Anstatt Konzerte zu spielen, Ausstellungen oder Auftritte vorzubereiten, könnten sie neue Stücke schreiben, Bilder malen, Songs komponieren... Pustekuchen!

Social Distancing als Ideen-Booster?

Social Distancing als Ideen-Booster: Wer sowas denkt, hat keine Ahnung, wie Kreativität funktioniert. Auf Knopfdruck, unter diesen Umständen – ziemlich schwierig. Gewiss gibt es Ausnahmen, die die Regel bestätigen; Künstler*Innen, denen es tatsächlich gelingt, die Einsamkeit, die Ungewissheit, die Nöte kreativ zu verarbeiten. Das ist bemerkenswert, gemeinhin aber gilt: Kreativität braucht Freiheit.

Inspiration, neue Impulse, Erlebnisse, Begegnungen, Gespräche, Erfahrungen, Austausch, Zufälle, Spontaneität, Abenteuer ­– um gute Ideen zu haben und produktiv zu sein, müssen Künstler*Innen raus aus ihrer Komfortzone. Doch die ist momentan zugesperrt und so eng wie nie zuvor: alleine, zuhause.

Negativ testen, positiv denken

Kunstschaffenden geht's da wie den meisten Menschen: Angesichts steigender Infektionszahlen, Stillstand des öffentlichen (und kulturellen) Lebens, zunehmender Existenzängste und Perspektivlosigkeit, sozialer und mentaler Distanz, ist "negativ testen, positiv denken" leichter gesagt als getan.

Und wer sich innerlich leer fühlt, muss schon sehr tief in sich hineinblicken, um dort etwas Inspirierendes oder Motivierendes zu finden. Vor allem für schöpferisch begabte Menschen, die vieles nicht nur anders, sondern intensiver wahrnehmen, kann das auf Dauer ziemlich deprimierend sein.

Kreatives Koma und kultureller Stillstand

Not macht erfinderisch: Natürlich kann man argumentieren, dass in schlechten Zeiten oft die bemerkenswerteste Kunst entsteht. Diesmal ist jedoch vieles anders. Die aktuelle Not ist kaum greifbar, fühlt sich nicht akut, sondern diffus und dumpf an. Dennoch ist sie allgegenwärtig, allumfassend und bedrohlich wie eine dunkle Wolke.

Und während die Pandemie in einigen Bereichen des Lebens Transformationen und Innovationen (Digitalisierung, mobiles Arbeiten, Impfstoff-Forschung) zwangsbeschleunigt, wirkt sie lähmend auf vieles, was keinem messbaren oder unmittelbaren Sinn dient.
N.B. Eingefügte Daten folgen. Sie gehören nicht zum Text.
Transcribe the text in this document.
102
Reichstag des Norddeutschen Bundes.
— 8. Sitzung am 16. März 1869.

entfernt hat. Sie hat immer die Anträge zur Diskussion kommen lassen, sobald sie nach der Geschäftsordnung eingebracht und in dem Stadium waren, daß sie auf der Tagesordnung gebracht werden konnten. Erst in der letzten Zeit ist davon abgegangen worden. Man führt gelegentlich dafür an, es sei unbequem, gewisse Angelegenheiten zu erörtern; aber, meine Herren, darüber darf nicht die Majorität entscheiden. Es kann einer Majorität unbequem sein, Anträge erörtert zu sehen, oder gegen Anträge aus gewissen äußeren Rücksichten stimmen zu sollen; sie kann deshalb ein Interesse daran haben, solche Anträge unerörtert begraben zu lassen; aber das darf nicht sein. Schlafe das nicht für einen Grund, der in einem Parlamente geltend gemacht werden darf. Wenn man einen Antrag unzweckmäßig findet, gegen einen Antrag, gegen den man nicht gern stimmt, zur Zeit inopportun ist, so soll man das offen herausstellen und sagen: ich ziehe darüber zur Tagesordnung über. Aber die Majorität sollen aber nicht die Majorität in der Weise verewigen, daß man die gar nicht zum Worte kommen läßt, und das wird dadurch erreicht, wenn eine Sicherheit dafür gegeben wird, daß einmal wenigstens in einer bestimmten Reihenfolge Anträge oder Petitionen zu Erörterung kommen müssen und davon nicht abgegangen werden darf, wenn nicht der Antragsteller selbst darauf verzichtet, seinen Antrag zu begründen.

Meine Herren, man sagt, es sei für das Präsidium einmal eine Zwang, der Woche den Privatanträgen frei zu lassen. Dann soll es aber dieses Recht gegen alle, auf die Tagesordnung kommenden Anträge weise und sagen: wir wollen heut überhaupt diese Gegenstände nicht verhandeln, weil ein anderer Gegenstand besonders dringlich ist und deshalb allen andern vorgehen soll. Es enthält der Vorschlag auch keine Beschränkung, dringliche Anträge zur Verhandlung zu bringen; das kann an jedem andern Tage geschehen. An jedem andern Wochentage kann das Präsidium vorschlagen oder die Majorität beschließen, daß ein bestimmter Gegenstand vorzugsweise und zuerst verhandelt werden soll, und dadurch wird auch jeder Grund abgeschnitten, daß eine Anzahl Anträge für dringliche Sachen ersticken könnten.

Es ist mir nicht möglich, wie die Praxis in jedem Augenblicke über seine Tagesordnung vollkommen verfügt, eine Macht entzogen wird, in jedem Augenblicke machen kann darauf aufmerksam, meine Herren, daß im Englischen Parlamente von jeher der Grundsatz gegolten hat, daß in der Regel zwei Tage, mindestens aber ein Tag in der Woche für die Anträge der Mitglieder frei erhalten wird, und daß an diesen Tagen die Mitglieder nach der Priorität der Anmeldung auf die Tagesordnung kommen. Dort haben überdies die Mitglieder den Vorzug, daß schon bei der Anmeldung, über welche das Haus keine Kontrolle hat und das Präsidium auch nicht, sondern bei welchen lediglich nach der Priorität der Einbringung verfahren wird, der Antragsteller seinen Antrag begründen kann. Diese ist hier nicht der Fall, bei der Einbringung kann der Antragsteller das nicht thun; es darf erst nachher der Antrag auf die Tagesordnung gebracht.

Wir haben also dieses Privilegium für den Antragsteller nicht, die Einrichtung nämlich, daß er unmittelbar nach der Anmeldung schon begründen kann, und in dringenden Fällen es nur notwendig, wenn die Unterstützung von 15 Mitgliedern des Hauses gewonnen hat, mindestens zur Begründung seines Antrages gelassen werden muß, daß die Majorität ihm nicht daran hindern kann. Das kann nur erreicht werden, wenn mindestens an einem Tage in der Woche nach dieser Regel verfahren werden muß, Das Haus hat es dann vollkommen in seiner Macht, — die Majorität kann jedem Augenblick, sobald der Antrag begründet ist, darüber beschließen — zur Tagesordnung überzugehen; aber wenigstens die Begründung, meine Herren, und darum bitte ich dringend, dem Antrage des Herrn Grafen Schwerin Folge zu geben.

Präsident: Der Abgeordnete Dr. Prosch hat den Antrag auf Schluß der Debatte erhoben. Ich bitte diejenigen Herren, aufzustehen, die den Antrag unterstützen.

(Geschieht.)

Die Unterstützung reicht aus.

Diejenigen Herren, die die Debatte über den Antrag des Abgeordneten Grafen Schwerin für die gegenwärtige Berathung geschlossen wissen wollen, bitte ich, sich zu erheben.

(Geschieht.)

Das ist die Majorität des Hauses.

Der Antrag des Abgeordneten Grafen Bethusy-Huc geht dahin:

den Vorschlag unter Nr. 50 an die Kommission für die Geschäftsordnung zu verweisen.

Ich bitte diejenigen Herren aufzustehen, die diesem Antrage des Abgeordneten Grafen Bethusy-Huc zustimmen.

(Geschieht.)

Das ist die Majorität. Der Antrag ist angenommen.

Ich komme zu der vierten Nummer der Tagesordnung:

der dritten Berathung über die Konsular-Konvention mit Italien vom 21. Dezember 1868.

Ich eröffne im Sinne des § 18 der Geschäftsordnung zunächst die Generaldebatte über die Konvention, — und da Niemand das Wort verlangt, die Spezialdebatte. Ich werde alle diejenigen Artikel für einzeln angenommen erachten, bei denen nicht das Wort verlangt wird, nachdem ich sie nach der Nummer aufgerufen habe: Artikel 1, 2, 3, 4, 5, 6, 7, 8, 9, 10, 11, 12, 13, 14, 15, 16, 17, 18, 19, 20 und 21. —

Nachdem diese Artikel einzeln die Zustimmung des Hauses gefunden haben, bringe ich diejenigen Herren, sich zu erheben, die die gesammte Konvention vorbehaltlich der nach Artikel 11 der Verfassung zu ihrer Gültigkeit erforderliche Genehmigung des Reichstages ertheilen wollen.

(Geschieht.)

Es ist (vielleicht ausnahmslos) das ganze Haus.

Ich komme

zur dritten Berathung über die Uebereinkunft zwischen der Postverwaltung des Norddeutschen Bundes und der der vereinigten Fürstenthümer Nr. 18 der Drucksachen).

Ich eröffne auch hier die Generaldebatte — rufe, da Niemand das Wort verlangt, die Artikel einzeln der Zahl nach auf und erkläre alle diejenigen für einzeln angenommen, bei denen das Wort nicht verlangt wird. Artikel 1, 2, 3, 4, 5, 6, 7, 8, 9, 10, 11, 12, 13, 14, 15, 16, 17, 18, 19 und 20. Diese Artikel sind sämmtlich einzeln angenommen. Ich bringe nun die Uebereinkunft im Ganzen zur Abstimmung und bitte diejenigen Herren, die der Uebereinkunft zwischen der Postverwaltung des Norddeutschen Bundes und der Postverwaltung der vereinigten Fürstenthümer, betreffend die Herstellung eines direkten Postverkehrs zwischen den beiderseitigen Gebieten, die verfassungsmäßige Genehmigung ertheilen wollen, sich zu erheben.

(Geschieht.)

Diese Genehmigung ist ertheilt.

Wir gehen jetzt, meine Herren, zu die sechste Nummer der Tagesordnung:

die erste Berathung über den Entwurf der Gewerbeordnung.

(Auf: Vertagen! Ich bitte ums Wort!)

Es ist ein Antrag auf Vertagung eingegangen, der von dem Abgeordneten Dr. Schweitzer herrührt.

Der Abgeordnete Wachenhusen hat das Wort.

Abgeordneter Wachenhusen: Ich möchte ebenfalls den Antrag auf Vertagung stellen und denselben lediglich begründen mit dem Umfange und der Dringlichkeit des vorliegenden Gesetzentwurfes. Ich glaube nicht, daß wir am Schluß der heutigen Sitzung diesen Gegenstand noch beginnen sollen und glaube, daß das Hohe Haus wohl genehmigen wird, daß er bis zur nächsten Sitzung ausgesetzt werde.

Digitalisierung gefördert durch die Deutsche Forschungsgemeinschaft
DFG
Kreatives Koma und kultureller Stillstand: Sowohl für einzelne Personen, als auch für die Branche ist die Pandemie ein Albtraum.

Ohne Kunst ist alles nichts

Dabei braucht es Kunst gerade mehr denn je. Sie hilft Menschen, sich weiterzuentwickeln und zu verorten, sie schafft neue Perspektiven, regt den Dialog an, bringt Abwechslung und Farbe ins Leben. Sie kann beflügeln, Gefühle wecken, Sinn stiften. "Earth without art is just eh."
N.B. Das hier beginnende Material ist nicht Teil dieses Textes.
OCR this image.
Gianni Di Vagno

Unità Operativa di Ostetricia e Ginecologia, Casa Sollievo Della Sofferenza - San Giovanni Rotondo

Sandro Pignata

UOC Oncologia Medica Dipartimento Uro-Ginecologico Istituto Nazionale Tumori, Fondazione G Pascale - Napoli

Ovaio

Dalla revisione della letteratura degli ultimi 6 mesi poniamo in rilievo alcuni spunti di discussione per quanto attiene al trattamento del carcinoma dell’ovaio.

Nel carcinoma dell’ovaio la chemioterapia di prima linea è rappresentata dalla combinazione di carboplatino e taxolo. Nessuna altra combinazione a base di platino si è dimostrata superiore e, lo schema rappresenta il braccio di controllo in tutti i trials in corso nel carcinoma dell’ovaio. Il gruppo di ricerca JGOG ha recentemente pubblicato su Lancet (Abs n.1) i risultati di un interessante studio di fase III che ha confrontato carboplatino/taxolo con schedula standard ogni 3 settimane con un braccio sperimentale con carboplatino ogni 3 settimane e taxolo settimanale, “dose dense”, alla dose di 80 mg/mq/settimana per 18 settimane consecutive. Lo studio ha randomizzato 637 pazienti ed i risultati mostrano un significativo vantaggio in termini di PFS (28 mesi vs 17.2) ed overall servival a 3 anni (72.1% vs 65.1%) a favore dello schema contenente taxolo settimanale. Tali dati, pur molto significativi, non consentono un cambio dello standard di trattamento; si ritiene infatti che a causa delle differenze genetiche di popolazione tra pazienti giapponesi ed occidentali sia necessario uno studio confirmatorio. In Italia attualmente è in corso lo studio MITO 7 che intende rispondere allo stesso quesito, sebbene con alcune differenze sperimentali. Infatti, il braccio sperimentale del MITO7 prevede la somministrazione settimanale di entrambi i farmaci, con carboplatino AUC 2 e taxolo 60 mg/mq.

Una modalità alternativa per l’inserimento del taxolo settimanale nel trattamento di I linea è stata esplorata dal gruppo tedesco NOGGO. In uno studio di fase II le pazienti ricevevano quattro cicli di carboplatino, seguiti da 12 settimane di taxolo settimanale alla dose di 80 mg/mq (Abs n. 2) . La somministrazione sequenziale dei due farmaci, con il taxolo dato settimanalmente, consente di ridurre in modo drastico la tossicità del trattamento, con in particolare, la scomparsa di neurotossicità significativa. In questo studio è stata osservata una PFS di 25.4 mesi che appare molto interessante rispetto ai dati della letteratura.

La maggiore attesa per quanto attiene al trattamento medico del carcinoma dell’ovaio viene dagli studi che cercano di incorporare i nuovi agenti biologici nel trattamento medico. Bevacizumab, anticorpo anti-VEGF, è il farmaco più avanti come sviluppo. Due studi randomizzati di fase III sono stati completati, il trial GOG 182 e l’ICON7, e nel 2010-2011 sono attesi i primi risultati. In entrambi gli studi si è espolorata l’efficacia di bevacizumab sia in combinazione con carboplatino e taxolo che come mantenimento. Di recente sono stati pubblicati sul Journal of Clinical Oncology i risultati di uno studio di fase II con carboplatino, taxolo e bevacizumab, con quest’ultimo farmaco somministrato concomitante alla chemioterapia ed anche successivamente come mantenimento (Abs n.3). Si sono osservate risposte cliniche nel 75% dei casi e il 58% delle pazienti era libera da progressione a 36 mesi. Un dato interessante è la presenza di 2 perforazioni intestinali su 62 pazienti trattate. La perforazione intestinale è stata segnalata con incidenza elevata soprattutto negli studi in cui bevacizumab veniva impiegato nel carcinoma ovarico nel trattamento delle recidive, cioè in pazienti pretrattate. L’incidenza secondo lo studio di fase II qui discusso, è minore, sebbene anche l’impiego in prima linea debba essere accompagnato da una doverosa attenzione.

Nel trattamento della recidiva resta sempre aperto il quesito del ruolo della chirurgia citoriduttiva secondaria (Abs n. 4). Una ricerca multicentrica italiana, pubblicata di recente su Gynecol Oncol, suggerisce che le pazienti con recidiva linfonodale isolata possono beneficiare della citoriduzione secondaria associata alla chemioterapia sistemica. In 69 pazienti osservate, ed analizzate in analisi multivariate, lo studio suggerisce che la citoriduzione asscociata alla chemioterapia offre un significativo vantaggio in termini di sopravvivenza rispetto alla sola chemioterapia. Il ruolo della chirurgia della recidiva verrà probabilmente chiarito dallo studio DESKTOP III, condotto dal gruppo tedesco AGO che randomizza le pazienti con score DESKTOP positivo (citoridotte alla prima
Oder anders gesagt: Ohne Kunst ist alles nichts. Das anzuerkennen, kann ein erster Schritt sein – um all jenen, deren Lebensinhalt die Kunst ist oder deren Existenz am Kulturbetrieb hängt, etwas Hoffnung zu geben.

Wer die Weihnachtseinkäufe noch nicht beendet hat, kann gerne weiter gehen: Theater-Abos verschenken, Merchandise der Lieblingsband (am besten direkt) bestellen, sich Kunst zu Weihnachten wünschen (gibt’s für jeden noch so kleinen Geldbeutel), Tickets für abgesagte Konzerte nicht erstatten, sondern in Gutscheine umwandeln lassen...

Wichtiger ist aber vor allem eines, selbst wenn wir erschöpft und mürbe sind: Gemeinsam weiterhin alles zu tun, damit diese Krise bald überstanden ist. Für die Kunst – und für uns alle.